I think it's much like cooking again the same data. You know, publish or perish.

https://www.researchgate.net/public..._Europe_through_Cyprus_and_the_Aegean_Islands

It does look like the same data. I hope that the new study will at least have the deep clades, as it is completely useless to know that an ancient farmer is just H or K, as there are so many subclades, some native to Mesolithic Europe, others to the Middle East. But there shouldn't be too many surprises. I expect the Levantine H to be H5a, and the K to be K1a.
 
It does look like the same data. I hope that the new study will at least have the deep clades, as it is completely useless to know that an ancient farmer is just H or K, as there are so many subclades, some native to Mesolithic Europe, others to the Middle East. But there shouldn't be too many surprises. I expect the Levantine H to be H5a, and the K to be K1a.

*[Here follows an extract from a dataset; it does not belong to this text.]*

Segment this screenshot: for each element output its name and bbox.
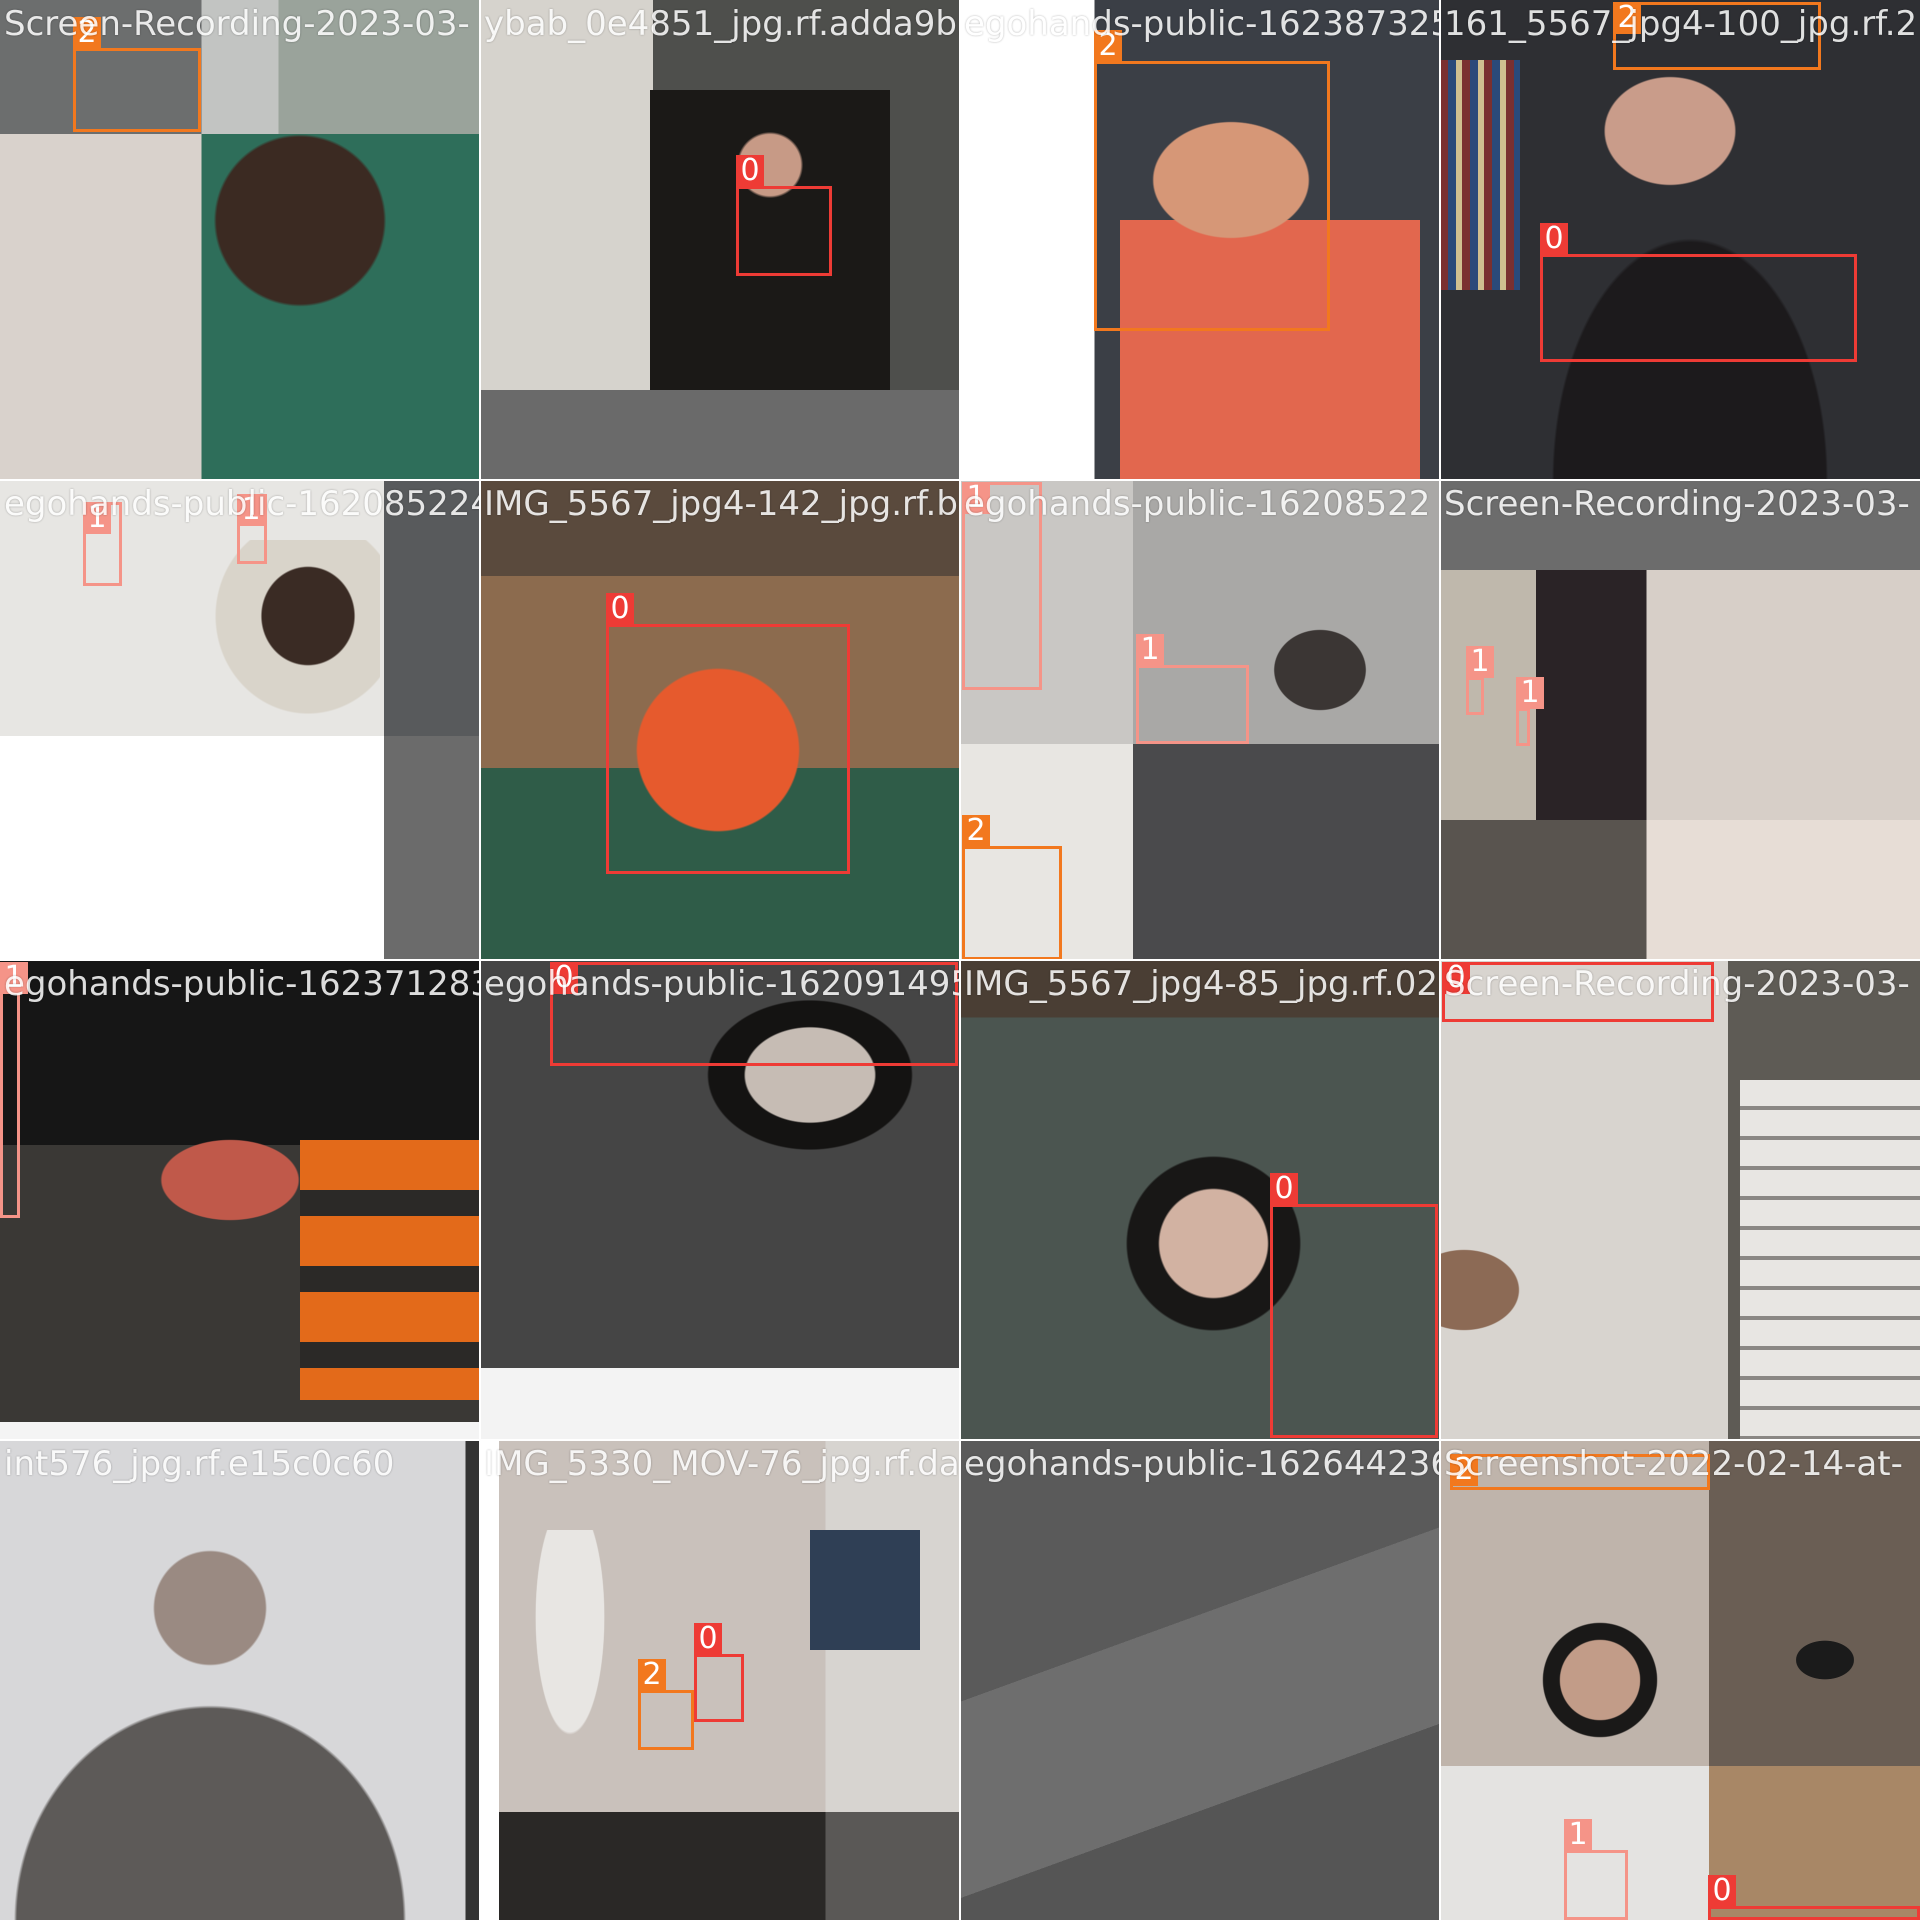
tile-label: egohands-public-1623712836 [4, 964, 480, 1004]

Greece and surroundings are the only location in Europe where anything but U(xK) and few other exceptions were there before the Neolithic. IMO, 99.9% of West Eurasian mtDNA that besides a handful of U subclades are from the Middle East. More mtDNA from Middle Eastern aDNA genomes we got in the summer were published a few weeks ago. They all had typical "West Eurasian" or specfically Middle Eastern mtDNA, a Natufian surprisingly had V and a few other Stone age Mid Easterners had HV0(xV). We have 100s of mtDNA results from pre-Neo Europe and all are U(xK), except for a single H in Karelia, a single R1b1 in Hungary, a few Ms in Belgium, and two K1c in Greece.